The toilets that they were unable to deliver to the mayor had been inscribed with messages from Skid Row residents. His organization runs a soup kitchen on Skid Row, and they had previously brought the toilets there and invited guests who came through to leave messages for the mayor. "Those are all the words of people who live, work and eat and sleep on Skid Row," Poole said, adding that people on Skid Row do work however they can, be it collecting cans or doing other people's laundry. "I consider all their jobs as legitimate as the rest of our jobs," he said.

Last week, an L.A. City Council committee voted unanimously to consider a plan that would bring portable restrooms to Los Angeles' vulnerable populations, but that motion—which directs the city to explore ways of providing better access to clean restrooms and explore the potential for implementing a system of portable restrooms—did not include any specific timeline. The L.A. Times reports that the city plans to install 14 additional restrooms when a Skid Row hygiene center is opened in the fall, and that the Council has also scheduled a discussion on bringing emergency portable toilets to street encampments for Friday.

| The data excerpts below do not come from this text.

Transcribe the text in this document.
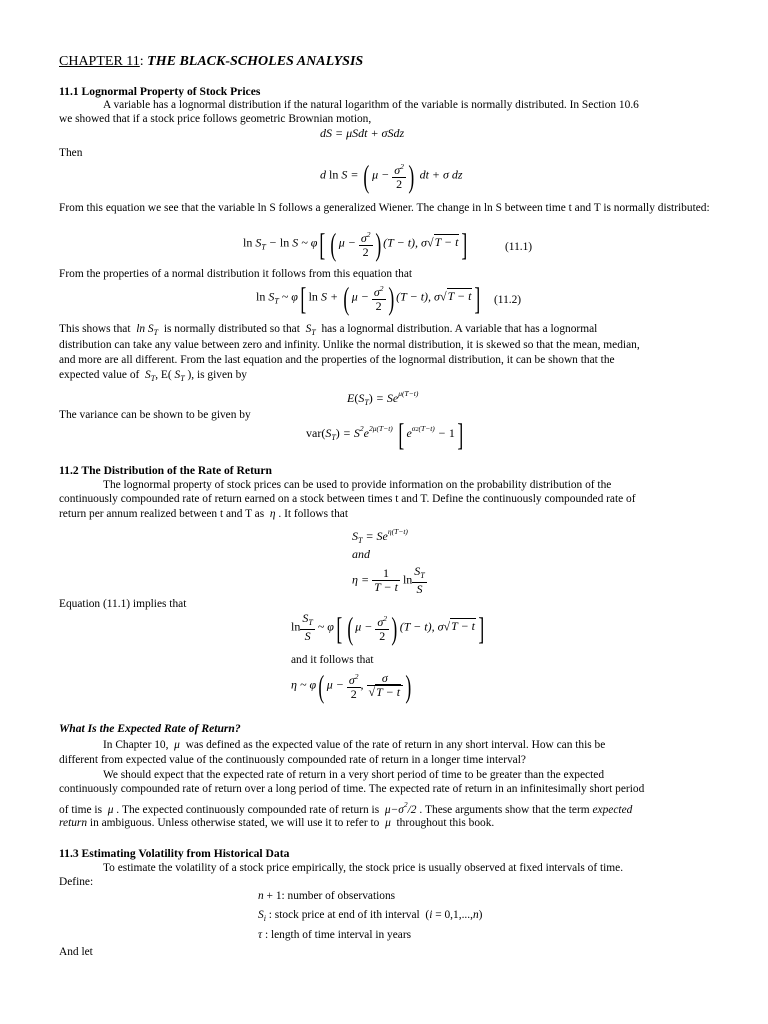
CHAPTER 11: THE BLACK-SCHOLES ANALYSIS
11.1 Lognormal Property of Stock Prices
A variable has a lognormal distribution if the natural logarithm of the variable is normally distributed. In Section 10.6
we showed that if a stock price follows geometric Brownian motion,
dS = μSdt + σSdz
Then
d ln S = ( $\mu - \frac{\sigma^2}{2}$ ) dt + σ dz
From this equation we see that the variable ln S follows a generalized Wiener. The change in ln S between time t and T is normally distributed:
$\ln S_T - \ln S$ ~ φ[ ( $\mu - \frac{\sigma^2}{2}$ ) (T − t), σ√T − t ]	(11.1)
From the properties of a normal distribution it follows from this equation that
$\ln S_T$ ~ φ[ ln S + ( $\mu - \frac{\sigma^2}{2}$ ) (T − t), σ√T − t ] (11.2)
This shows that  $\ln S_T$ is normally distributed so that  $S_T$ has a lognormal distribution. A variable that has a lognormal
distribution can take any value between zero and infinity. Unlike the normal distribution, it is skewed so that the mean, median,
and more are all different. From the last equation and the properties of the lognormal distribution, it can be shown that the
expected value of  $S_T$, E( $S_T$ ), is given by
$E(S_T) = Se^{\mu(T-t)}$
The variance can be shown to be given by
$var(S_T) = S^2e^{2\mu(T-t)}$ [ $e^{\sigma 2(T-t)} - 1$]
11.2 The Distribution of the Rate of Return
The lognormal property of stock prices can be used to provide information on the probability distribution of the
continuously compounded rate of return earned on a stock between times t and T. Define the continuously compounded rate of
return per annum realized between t and T as  η . It follows that
$S_T = Se^{\eta(T-t)}$
and
$\eta = \frac{1}{T - t}$ $\ln \frac{S_T}{S}$
Equation (11.1) implies that
$\ln \frac{S_T}{S}$ ~ φ[ ( $\mu - \frac{\sigma^2}{2}$ ) (T − t), σ√T − t ]
and it follows that
η ~ φ( $\mu - \frac{\sigma^2}{2}$ , $\frac{\sigma}{√T - t}$ )
What Is the Expected Rate of Return?
In Chapter 10,  μ  was defined as the expected value of the rate of return in any short interval. How can this be
different from expected value of the continuously compounded rate of return in a longer time interval?
We should expect that the expected rate of return in a very short period of time to be greater than the expected
continuously compounded rate of return over a long period of time. The expected rate of return in an infinitesimally short period
of time is  μ . The expected continuously compounded rate of return is  $\mu-\sigma^2/2$ . These arguments show that the term expected
return in ambiguous. Unless otherwise stated, we will use it to refer to  μ  throughout this book.
11.3 Estimating Volatility from Historical Data
To estimate the volatility of a stock price empirically, the stock price is usually observed at fixed intervals of time.
Define:
n + 1: number of observations
$S_i$ : stock price at end of ith interval  (i = 0,1,...,n)
τ : length of time interval in years
And let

"The aim is to get the restrooms down there. They should have been there a long time ago," Poole said, adding that his organization is advocating for at least 164 additional restrooms, in line with the needs identified in a recent report.

"The numbers [of people] on Skid Row are not going down and people deserve human dignity and human rights. They deserve to not have to piss and shit on a sidewalk, and then have to be criminalized by the city for it," Poole said.